Return on investment (ROI) in sports betting measures your profit relative to the total amount wagered. It's the most useful metric for comparing your performance across different time periods, bet sizes, and sports.
How to Calculate Betting ROI
ROI = (Total Profit / Total Wagered) × 100
Example: You bet $110 per game on 200 games (-110 odds each). You win 108 and lose 92.
- Total wagered: 200 × $110 = $22,000
- Winnings on 108 wins: 108 × $100 = $10,800
- Loss on 92 losses: 92 × $110 = $10,120
- Net profit: $10,800 - $10,120 = $680
- ROI: $680 / $22,000 = 3.1%
What Counts as Good ROI
Professional level: 3-7% ROI sustained over 1,000+ bets. Extremely difficult and rare.
Strong recreational: 1-3% ROI over 500+ bets. Demonstrates systematic edge.
Break-even: 0% ROI. Not losing money at -110 odds requires a 52.4% win rate.
Average recreational bettor: -8% to -15% ROI. This is the norm — most bettors lose.
Why Sample Size Matters
ROI over a small sample is meaningless. 60% win rate over 20 bets could be pure luck. Over 500 bets, 60% becomes statistically significant evidence of edge.

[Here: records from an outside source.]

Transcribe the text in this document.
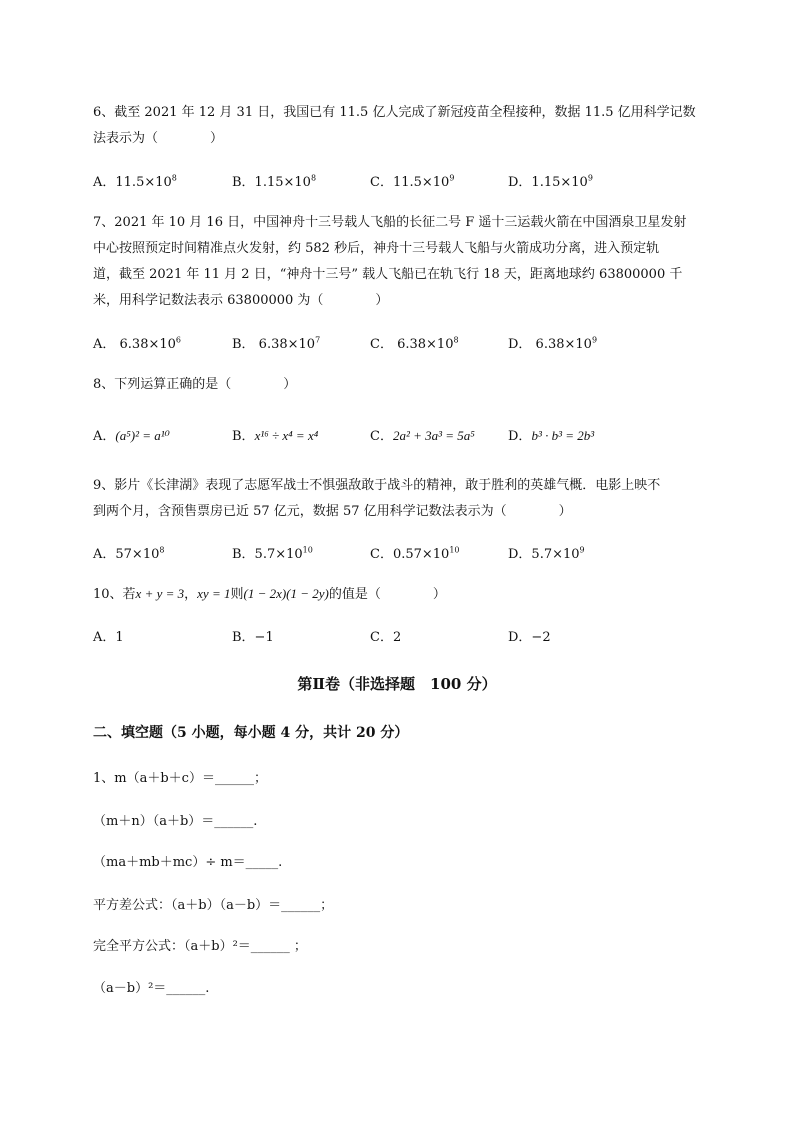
6、截至 2021 年 12 月 31 日，我国已有 11.5 亿人完成了新冠疫苗全程接种，数据 11.5 亿用科学记数
法表示为（　　　　）
A．$11.5\times 10^8$	B．$1.15\times 10^8$	C．$11.5\times 10^9$	D．$1.15\times 10^9$
7、2021 年 10 月 16 日，中国神舟十三号载人飞船的长征二号 F 遥十三运载火箭在中国酒泉卫星发射
中心按照预定时间精准点火发射，约 582 秒后，神舟十三号载人飞船与火箭成功分离，进入预定轨
道，截至 2021 年 11 月 2 日，“神舟十三号” 载人飞船已在轨飞行 18 天，距离地球约 63800000 千
米，用科学记数法表示 63800000 为（　　　　）
A． $6.38\times 10^6$	B． $6.38\times 10^7$	C． $6.38\times 10^8$	D． $6.38\times 10^9$
8、下列运算正确的是（　　　　）
A．(a⁵)² = a¹⁰	B．x¹⁶ ÷ x⁴ = x⁴	C．2a² + 3a³ = 5a⁵	D．b³ · b³ = 2b³
9、影片《长津湖》表现了志愿军战士不惧强敌敢于战斗的精神，敢于胜利的英雄气概．电影上映不
到两个月，含预售票房已近 57 亿元，数据 57 亿用科学记数法表示为（　　　　）
A．$57\times 10^8$	B．$5.7\times 10^{10}$	C．$0.57\times 10^{10}$	D．$5.7\times 10^9$
10、若x + y = 3，xy = 1则(1 − 2x)(1 − 2y)的值是（　　　　）
A．1	B．−1	C．2	D．−2
第Ⅱ卷（非选择题　100 分）
二、填空题（5 小题，每小题 4 分，共计 20 分）
1、m（a＋b＋c）＝______；
（m＋n）（a＋b）＝______.
（ma＋mb＋mc）÷ m＝_____.
平方差公式：（a＋b）（a－b）＝______；
完全平方公式：（a＋b）²＝______ ；
（a－b）²＝______.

Don't evaluate your betting performance based on any sample smaller than 200-300 bets in the same sport and bet type.
Tracking ROI Accurately
Many bettors unconsciously calculate ROI incorrectly — they forget to account for pushes, they confuse profit with units won, or they exclude their worst bets from the calculation. Automatic tracking removes these biases.